One of the most common misconceptions people hold about tornadoes is that they will have plenty of time to prepare and get to safety.
After all, they reason, there will probably be terrible weather or thunderstorms that alert us to an impending tornado in the area. While this is certainly true some of the time, tornadoes can and do occur at any time of day, and they often come with very little in the way of warnings.
Tornado signs can be especially difficult to discern in the evening hours if there are clouds or rain masking those signs. As such, don’t make the mistake of thinking a tornado can’t come if there isn’t a thunderstorm or clear tornado signs in your immediate vicinity. That is the type of thinking that will get you caught “with your pants down”, so to speak, so stay vigilant and watch for tornado signs.

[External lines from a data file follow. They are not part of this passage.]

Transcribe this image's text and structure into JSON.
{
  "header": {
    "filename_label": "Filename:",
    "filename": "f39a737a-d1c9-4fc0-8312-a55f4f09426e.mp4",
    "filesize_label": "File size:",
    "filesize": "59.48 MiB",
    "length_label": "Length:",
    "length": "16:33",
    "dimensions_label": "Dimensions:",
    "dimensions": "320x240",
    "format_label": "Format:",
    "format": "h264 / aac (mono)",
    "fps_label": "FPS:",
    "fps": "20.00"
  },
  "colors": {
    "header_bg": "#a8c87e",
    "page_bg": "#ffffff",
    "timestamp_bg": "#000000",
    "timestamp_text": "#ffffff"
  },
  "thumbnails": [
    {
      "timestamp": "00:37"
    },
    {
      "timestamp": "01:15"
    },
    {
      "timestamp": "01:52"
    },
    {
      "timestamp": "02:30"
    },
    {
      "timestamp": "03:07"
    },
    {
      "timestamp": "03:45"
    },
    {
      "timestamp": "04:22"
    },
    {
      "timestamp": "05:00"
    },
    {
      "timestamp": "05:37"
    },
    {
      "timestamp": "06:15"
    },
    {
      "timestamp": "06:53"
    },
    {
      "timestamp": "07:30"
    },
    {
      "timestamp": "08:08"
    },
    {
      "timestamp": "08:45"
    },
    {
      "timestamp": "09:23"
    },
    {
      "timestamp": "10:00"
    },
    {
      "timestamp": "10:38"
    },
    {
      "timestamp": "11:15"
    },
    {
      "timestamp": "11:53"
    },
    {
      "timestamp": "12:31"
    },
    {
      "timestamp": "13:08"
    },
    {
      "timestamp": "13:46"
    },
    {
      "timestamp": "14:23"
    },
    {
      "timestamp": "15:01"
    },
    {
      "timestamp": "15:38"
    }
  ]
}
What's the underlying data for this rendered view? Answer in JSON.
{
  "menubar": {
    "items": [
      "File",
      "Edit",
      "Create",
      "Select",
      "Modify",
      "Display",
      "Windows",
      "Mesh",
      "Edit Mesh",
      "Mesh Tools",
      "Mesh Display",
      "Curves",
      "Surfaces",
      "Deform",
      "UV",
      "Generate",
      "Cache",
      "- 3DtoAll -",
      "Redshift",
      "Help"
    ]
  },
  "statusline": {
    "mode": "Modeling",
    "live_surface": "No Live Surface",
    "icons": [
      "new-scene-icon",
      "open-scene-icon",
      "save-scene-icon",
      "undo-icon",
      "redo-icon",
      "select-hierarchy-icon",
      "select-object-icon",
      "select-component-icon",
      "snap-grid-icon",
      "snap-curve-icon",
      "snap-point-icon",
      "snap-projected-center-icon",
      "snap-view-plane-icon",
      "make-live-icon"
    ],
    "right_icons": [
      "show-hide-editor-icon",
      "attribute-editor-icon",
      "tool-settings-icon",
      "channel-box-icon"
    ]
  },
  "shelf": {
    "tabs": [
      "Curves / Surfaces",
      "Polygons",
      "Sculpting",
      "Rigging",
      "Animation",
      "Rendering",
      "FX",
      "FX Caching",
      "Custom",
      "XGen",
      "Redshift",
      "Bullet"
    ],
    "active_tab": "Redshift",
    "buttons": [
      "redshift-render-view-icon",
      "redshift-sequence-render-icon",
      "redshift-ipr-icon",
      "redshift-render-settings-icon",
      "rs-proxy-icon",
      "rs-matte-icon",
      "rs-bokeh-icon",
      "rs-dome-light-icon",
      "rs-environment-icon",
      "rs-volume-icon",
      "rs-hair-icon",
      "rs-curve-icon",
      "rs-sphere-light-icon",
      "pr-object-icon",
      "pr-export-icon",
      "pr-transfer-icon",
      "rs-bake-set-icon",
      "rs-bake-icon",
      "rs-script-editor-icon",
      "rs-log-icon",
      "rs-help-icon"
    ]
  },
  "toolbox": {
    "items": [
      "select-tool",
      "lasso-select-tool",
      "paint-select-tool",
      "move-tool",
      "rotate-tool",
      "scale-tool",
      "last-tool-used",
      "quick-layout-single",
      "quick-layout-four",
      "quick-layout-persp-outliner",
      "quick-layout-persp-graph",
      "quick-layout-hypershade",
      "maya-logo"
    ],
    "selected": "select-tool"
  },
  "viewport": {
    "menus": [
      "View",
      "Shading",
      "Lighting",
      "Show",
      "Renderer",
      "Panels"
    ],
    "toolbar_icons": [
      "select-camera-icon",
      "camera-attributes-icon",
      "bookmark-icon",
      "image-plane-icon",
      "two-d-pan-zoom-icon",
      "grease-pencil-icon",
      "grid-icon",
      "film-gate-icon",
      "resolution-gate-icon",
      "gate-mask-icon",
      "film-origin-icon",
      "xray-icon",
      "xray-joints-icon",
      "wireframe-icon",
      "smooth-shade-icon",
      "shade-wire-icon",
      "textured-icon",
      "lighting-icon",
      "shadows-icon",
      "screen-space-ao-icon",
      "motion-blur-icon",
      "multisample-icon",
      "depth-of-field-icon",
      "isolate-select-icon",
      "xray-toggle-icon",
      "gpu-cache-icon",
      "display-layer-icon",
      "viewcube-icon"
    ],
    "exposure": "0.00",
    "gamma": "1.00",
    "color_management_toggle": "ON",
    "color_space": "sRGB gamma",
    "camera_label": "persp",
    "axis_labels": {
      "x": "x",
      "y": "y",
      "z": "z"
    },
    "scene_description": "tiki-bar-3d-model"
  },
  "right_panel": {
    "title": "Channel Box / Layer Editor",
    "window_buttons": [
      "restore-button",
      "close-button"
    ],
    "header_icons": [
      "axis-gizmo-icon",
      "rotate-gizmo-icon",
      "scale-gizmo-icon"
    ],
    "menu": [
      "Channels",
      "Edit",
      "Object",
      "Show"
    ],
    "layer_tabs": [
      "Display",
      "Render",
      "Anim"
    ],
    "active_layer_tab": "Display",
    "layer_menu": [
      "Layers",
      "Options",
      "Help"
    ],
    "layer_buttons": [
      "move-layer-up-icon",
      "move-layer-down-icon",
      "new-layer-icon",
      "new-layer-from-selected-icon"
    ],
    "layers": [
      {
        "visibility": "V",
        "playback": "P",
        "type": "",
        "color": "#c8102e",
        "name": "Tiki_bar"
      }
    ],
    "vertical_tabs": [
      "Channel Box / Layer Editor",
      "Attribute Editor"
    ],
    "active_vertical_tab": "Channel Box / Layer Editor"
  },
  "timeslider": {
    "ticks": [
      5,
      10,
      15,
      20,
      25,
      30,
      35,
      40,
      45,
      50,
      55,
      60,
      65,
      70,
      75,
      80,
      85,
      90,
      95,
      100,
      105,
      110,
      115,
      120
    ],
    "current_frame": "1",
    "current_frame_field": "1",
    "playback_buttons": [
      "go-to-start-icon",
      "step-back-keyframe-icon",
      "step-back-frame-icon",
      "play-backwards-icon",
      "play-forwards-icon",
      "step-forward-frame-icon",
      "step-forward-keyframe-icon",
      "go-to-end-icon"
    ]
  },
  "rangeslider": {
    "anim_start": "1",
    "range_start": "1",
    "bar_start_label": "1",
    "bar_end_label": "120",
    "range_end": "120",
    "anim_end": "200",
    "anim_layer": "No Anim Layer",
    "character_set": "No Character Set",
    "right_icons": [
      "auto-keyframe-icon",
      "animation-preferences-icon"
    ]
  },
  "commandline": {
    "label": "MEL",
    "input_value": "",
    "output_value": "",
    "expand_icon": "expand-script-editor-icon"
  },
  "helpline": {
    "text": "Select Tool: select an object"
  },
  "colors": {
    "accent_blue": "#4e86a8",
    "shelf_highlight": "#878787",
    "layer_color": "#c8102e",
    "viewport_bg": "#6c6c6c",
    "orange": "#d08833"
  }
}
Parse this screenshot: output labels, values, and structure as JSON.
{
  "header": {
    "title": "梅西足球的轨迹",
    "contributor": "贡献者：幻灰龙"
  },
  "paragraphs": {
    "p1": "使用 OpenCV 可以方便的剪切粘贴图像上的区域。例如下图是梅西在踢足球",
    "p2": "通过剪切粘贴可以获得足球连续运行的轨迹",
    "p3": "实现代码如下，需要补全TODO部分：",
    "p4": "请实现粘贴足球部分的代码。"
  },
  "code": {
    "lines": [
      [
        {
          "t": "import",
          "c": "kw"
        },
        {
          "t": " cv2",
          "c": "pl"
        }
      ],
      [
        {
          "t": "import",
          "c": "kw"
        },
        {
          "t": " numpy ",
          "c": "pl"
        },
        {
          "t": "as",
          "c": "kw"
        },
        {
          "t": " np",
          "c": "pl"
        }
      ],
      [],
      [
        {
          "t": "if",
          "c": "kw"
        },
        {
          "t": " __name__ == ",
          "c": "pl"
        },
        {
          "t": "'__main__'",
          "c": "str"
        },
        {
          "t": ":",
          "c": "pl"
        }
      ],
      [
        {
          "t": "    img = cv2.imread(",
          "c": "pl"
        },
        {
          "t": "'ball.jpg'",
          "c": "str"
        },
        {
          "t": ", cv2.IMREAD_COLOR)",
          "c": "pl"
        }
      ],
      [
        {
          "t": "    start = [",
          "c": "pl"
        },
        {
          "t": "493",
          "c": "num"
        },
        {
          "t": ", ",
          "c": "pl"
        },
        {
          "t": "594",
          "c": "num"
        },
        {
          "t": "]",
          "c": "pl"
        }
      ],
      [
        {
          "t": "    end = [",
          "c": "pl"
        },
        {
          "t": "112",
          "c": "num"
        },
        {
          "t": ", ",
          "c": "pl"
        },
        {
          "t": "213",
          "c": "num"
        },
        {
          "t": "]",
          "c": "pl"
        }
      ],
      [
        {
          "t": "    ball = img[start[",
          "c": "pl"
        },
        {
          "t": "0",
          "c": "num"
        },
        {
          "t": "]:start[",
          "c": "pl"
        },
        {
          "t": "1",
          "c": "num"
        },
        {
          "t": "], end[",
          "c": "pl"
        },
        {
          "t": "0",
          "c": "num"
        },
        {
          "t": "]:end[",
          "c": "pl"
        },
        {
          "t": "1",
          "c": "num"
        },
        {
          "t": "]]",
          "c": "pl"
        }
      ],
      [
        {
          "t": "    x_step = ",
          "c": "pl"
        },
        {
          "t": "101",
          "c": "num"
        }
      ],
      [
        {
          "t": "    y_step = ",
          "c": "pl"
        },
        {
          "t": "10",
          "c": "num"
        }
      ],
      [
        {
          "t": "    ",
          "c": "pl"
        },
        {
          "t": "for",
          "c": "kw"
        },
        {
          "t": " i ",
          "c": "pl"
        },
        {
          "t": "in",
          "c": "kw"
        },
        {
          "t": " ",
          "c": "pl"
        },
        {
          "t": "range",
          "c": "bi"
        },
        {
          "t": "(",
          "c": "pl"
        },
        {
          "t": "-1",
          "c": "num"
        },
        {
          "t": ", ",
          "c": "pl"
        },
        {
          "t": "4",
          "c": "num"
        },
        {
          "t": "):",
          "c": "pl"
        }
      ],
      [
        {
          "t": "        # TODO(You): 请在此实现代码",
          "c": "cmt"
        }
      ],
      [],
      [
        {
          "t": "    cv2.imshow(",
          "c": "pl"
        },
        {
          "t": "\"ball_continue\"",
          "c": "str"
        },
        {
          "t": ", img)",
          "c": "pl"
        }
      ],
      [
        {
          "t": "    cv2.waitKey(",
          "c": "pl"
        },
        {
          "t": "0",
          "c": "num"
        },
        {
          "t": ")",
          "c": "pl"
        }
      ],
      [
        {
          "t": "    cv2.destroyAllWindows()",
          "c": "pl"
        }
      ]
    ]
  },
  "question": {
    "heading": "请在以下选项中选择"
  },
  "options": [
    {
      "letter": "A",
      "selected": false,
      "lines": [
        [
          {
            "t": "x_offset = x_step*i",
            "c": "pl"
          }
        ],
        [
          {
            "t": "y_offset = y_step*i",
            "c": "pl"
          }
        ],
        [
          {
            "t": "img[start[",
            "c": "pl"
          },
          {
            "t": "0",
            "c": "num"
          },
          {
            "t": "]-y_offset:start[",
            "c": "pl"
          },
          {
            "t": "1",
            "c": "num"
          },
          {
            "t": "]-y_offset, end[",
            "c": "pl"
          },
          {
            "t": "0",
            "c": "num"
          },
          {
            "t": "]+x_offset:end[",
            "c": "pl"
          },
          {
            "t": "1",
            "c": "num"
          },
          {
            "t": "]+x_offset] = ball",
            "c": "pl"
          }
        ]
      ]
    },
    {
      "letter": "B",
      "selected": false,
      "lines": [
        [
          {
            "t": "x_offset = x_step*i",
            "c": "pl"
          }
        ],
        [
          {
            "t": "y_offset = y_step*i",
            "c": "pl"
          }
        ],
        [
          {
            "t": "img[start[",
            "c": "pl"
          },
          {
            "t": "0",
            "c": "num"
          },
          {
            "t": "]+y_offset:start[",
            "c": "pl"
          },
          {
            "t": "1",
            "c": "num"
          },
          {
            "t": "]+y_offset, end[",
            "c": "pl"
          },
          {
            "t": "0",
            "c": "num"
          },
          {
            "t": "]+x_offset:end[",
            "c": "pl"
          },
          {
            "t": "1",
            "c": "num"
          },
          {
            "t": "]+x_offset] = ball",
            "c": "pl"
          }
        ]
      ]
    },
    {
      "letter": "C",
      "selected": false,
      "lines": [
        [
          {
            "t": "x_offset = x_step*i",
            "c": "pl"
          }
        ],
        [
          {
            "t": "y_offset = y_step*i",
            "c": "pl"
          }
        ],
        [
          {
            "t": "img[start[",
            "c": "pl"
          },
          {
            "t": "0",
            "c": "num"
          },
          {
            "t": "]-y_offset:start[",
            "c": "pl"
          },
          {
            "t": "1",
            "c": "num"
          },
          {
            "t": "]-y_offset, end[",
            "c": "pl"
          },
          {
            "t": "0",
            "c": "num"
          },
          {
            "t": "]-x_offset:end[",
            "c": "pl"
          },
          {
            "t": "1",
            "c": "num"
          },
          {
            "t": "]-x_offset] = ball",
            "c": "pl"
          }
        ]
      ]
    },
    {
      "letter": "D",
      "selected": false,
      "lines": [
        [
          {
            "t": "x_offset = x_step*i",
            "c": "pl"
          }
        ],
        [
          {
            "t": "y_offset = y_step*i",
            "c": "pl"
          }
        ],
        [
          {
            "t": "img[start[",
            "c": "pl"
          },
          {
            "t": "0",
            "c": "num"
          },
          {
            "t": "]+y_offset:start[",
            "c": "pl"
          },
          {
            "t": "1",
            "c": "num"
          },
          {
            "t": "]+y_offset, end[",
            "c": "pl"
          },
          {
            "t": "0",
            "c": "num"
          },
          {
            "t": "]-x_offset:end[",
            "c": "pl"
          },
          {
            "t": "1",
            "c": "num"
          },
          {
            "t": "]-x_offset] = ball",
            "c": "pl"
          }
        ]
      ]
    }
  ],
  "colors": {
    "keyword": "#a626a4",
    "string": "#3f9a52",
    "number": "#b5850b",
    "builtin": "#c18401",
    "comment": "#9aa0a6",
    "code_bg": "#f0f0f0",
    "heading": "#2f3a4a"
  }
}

Despite the advice that you should never assume a tornado isn’t coming because you don’t see signs of a tornado, there are certain things you can look for to alert you of a tornado. These signs are particularly helpful, due to the fact that the majority of tornados do occur in the afternoon hours. Some telltale tornado signs include low and dark clouds, wall clouds and a green sky.
If a tornado is fast approaching, the NOAA Storm Prediction Center informs us that there are key signs we can look for to help us determine whether a tornado is nearing. If there is a cloud base, look for whirling dust or debris on the ground directly beneath the cloud base. As surprising as it seems, tornadoes can exist without the typical funnel that we associate them with having. Also, look for strong, steady rotation in the cloud base itself for another sign that a tornado could be imminent.
Other things to look for include:
• Hail and/or heavy rain that is followed by complete calm or fast wind shifts. Tornadoes within heavy precipitation are often invisible to our eyes.
• A loud and continuous rumble that lasts far longer than thunder would.
• In the evening, look for bluish-green or white bright flashes at ground level in a thunderstorm. This suggests power lines are snapping, which is often due to the wind effects of tornadoes.
• If the cloud base is lowering while being illuminated by lightning, this could suggest an imminent tornado.
Knowing all of these warning signs will give you the necessary time to get to your shelters and safety resources in the event of a tornado.